Yes, I hated this. I was built to live within my means, to earn, save, and invest in what was genuinely necessary. Debt had always been synonymous with slavery to me. And now I was voluntarily slapping these shackles on myself. The hand holding the pen trembled slightly. Everything inside me protested. This was wrong, it went against every principle I had. But then I thought about the empty refrigerator, the lack of basic materials and tools, the helplessness. Principles are a luxury for people who have a choice. I didn't have one right now. And besides, this wasn't a loan for a new iPhone or designer clothes.

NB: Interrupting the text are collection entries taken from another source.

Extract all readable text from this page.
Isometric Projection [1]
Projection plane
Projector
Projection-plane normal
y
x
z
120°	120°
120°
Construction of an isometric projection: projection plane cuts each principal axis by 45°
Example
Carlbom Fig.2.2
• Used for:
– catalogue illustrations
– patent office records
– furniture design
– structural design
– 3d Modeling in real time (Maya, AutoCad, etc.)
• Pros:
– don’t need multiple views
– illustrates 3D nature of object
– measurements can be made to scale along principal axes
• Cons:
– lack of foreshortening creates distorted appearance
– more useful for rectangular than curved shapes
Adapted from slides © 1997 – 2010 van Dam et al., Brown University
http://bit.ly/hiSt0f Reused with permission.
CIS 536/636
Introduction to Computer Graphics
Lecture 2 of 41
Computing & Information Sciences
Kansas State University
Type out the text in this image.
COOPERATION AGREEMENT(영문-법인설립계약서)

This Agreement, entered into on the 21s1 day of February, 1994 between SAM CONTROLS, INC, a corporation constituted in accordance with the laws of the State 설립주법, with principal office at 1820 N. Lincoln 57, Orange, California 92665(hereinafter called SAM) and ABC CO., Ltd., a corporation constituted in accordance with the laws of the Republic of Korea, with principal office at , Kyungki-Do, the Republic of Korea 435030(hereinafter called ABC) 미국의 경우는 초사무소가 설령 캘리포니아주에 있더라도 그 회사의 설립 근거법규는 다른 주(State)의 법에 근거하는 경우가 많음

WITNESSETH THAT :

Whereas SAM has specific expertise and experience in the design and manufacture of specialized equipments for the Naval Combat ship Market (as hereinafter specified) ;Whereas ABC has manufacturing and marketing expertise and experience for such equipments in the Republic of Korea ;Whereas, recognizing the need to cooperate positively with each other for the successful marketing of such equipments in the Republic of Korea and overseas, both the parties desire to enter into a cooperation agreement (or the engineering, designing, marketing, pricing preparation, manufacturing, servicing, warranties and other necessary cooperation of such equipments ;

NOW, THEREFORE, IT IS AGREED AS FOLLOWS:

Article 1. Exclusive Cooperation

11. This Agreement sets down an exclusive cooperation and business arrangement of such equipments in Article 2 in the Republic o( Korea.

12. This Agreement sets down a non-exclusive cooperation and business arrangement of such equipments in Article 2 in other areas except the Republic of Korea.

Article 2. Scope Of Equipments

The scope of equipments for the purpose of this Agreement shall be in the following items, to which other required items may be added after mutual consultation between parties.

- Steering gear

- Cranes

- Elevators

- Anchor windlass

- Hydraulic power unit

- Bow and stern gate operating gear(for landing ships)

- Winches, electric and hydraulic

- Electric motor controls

This was an investment. An investment in my survival and my future. I pressed down hard on the pen and left my new, alien signature on the paper. Deal with the devil, concluded.
Leaving the cold marble hell with a piece of plastic in my pocket, I felt a mixture of disgust and relief. I headed straight for a hardware superstore. The plan was simple: buy a little of everything. Wooden stock, PVC pipes for a makeshift potato gun, a basic set of hand tools. I needed to figure out what different types of craft were actually worth to the system.
On the way I pulled out my phone and called Billy, the owner of the hot dog stand where John had worked part-time every other day, with a shift coming up tomorrow.
"Billy, hey, it's John. Listen, I got seriously sick. Doctor said I need a couple of weeks of bed rest. No idea when I'll be able to come in. Yeah, I'm really sorry. I'll be back as soon as I can."
I ended the call and put away my phone. Low-paying work and a pointless college lecture schedule could both wait. For the next few days, I was dedicating myself entirely to my own agenda, my new and strange power. My craft.